Investment mistakes beginners make

1. They fail to plan

When looking to invest, it’s generally wise to think about:

  • your current position and how much you can realistically afford to invest (consider what other financial priorities you have or existing debts you may be paying off?)
  • your goals and when you want to achieve them
  • implications for the short/medium and long term
  • whether you understand what you’re actually investing in
  • whether you know how to track performance and make adjustments
  • if you want to invest yourself, or with the help of a broker or adviser.

2. They don’t know their risk tolerance

As a general rule, investments that carry more risk are better suited to long-term timeframes, as investment performance can change rapidly and unpredictably. However, being too conservative with your investments may make it harder for you to reach your financial goals.

  • Low-risk (or conservative) investment options tend to have lower returns over the long term but can be less likely to lose you money if markets perform badly.
  • Medium-risk (or balanced) investment options tend to contain a mix of both low and high-risk assets. These options could be suitable for someone who wants to see their investments grow over time but is still wary of risk.
  • High-growth (or aggressive) investment options tend to provide higher returns over the long term but can experience significant losses during market downturns. These types of investments are generally better suited to investors with longer term horizons who can wait out volatile economic cycles.

Try our ‘What style of investor am I?’ tool to help understand what level of risk you might be comfortable with.

3. They think investment returns are always guaranteed

The idea of guaranteed returns sounds wonderful, but the truth when it comes to investing is returns are generally not guaranteed.

There are risks attached to investing, which means while you could make money, you might break even, or even lose money should your investments decrease in value.

On top of that, liquidity, which refers to how quickly your assets can be converted into cash, may be an issue. Depending on what type of investment you hold or what may happen in markets at any point in time, you mightn’t be able to cash in certain investments when you need to.

4. They put all their eggs in one basket

Investment diversification can be achieved by investing in a mix of:

  • asset classes (cash, fixed interest, bonds, property and shares)
  • industries (e.g. finance, mining, health care)
  • markets (e.g. Australia, Asia, the United States).

The reason diversifying may be a good thing is it could help you to level out volatility and risk, as you may be less exposed to a single financial event.

5. They believe the opinions of every Tom, Dick and Harry

Changing your strategy on the basis of market news may or may not be a good idea. After all, people have made all sorts of market predictions over the years, all of which haven’t necessarily come true.

On top of that, we all have that one friend that likes to pretend they’re a property, share or general investment guru, who while may come across as persuasive in their market commentary, does not have the qualifications to be giving people advice.

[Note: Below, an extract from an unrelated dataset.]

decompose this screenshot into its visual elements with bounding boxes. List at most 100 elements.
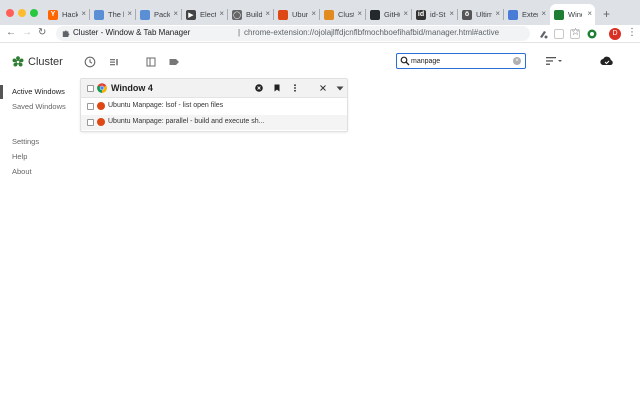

With that in mind, if you’re looking for guidance, you’re probably better off consulting your financial adviser who may be able to give you a more well-rounded picture of the current climate and the potential advantages and disadvantages you should be across.

6. They make rash decisions based on fear or excitement

Many investors get caught up in media hype and or fear and buy or sell investments at the top and bottom of the market.

Like with anything in life, it is easy to get stressed and concerned about the future and act impulsively but like with other things this may not be a smart thing to do.

While there may be times when active and emotional investing could be profitable, generally a solid strategy and staying on course through market peaks and troughs will result in more positive returns.